N.b.: The regenerateId() method also regenerates the CSRF token value.

4.11.3.2. Cross-Site Request Forgery

A "cross-site request forgery" is a security issue where the attacker, via malicious JavaScript or other means, issues a request in-the-blind from a client browser to a server where the user has already authenticated. The request looks valid to the server, but in fact is a forgery, since the user did not actually make the request (the malicious JavaScript did).

http://en.wikipedia.org/wiki/Cross-site_request_forgery

4.11.3.2.1. Defending Against CSRF

To defend against CSRF attacks, server-side logic should:

  1. Place a token value unique to each authenticated user session in each form; and

  2. Check that all incoming POST/PUT/DELETE (i.e., "unsafe") requests contain that value.

N.b.: If our application uses GET requests to modify resources (which incidentally is an improper use of GET), we should also check for CSRF on GET requests from authenticated users.

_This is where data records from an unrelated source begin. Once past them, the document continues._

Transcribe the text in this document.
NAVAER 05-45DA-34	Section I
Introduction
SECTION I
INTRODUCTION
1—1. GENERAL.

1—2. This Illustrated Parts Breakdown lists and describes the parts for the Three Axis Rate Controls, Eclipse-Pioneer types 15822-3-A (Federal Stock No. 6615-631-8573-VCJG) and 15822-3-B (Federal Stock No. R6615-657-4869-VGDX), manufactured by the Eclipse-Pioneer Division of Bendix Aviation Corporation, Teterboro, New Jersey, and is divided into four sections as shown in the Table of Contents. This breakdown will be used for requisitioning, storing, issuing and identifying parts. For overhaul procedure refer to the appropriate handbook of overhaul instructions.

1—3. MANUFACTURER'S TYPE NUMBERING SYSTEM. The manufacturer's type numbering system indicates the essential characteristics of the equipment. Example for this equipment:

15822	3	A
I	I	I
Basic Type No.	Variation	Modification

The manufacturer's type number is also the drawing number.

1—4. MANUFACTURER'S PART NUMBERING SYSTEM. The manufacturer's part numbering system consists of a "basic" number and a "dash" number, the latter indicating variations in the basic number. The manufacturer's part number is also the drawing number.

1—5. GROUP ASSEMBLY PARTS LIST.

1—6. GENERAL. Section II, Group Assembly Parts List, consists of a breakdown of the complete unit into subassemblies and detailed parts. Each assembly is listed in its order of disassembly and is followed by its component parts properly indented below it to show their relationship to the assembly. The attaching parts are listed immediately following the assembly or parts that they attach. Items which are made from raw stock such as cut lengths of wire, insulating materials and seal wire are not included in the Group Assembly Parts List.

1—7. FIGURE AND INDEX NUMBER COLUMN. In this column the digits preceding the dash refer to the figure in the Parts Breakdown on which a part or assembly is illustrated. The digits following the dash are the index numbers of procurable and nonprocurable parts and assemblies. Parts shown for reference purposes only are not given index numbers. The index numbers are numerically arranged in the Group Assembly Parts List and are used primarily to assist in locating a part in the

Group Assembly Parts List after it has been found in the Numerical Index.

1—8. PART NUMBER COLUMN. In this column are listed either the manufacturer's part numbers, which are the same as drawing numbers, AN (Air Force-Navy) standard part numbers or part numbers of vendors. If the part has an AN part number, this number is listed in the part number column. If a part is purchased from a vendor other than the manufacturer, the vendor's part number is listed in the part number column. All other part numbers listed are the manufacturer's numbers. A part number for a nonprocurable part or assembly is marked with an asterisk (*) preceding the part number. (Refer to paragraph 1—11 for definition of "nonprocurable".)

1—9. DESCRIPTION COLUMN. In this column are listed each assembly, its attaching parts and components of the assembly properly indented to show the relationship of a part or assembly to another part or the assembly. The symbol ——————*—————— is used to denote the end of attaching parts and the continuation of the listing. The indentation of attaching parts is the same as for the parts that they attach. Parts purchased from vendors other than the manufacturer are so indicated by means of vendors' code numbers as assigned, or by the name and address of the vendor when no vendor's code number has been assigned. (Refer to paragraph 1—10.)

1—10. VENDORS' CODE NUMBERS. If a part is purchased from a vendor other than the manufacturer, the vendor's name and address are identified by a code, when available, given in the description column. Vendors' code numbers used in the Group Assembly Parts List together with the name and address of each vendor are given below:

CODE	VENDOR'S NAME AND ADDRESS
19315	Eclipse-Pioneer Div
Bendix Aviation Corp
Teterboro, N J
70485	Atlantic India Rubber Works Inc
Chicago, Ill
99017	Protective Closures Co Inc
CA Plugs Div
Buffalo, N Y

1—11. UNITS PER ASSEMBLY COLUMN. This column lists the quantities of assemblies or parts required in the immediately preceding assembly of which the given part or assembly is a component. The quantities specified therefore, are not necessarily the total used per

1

For this example, the form field name will be __csrf_value. In each form we want to protect against CSRF, we use the session CSRF token value for that field:

<?php
/**
 * @var Vendor\Package\User $user A user-authentication object.
 * @var Aura\Session\Session $session A session management object.
 */
?>
<form method="post">

    <?php if ($user->auth->isValid()) {
        $csrf_value = $session->getCsrfToken()->getValue();
        echo '<input type="hidden" name="__csrf_value" value="'
           . htmlspecialchars($csrf_value, ENT_QUOTES, 'UTF-8')
           . '"></input>';
    } ?>

    <!-- other form fields -->

</form>

When processing the request, check to see if the incoming CSRF token is valid for the authenticated user:

<?php
/**
 * @var Vendor\Package\User $user A user-authentication object.
 * @var Aura\Session\Session $session A session management object.
 */

$unsafe = $_SERVER['REQUEST_METHOD'] == 'POST'
       || $_SERVER['REQUEST_METHOD'] == 'PUT'
       || $_SERVER['REQUEST_METHOD'] == 'DELETE';

if ($unsafe && $user->auth->isValid()) {
    $csrf_value = $_POST['__csrf_value'];
    $csrf_token = $session->getCsrfToken();
    if (! $csrf_token->isValid($csrf_value)) {
        echo "This looks like a cross-site request forgery.";
    } else {
        echo "This looks like a valid request.";
    }
} else {
    echo "CSRF attacks only affect unsafe requests by authenticated users.";
}
?>

4.11.3.2.2. CSRF Value Generation

For a CSRF token to be useful, its random value must be cryptographically secure. Using things like mt_rand() is insufficient. Aura.Session comes with a Randval class that implements a RandvalInterface. It uses the random_bytes() function preferentially, then openssl, or finally mcrypt to generate a random value. If you do not have one of these installed, you will need your own random-value implementation of the RandvalInterface. We suggest a wrapper around RandomLib.

4.11.3.3. Session Lifetime

We can set the session lifetime to as long (or as short) as we like using the setCookieParams on Session object. The lifetime is in seconds. To set the session cookie lifetime to two weeks:

<?php
$session->setCookieParams(array('lifetime' => '1209600'));
?>

N.b: The setCookieParams method calls session_set_cookie_params internally.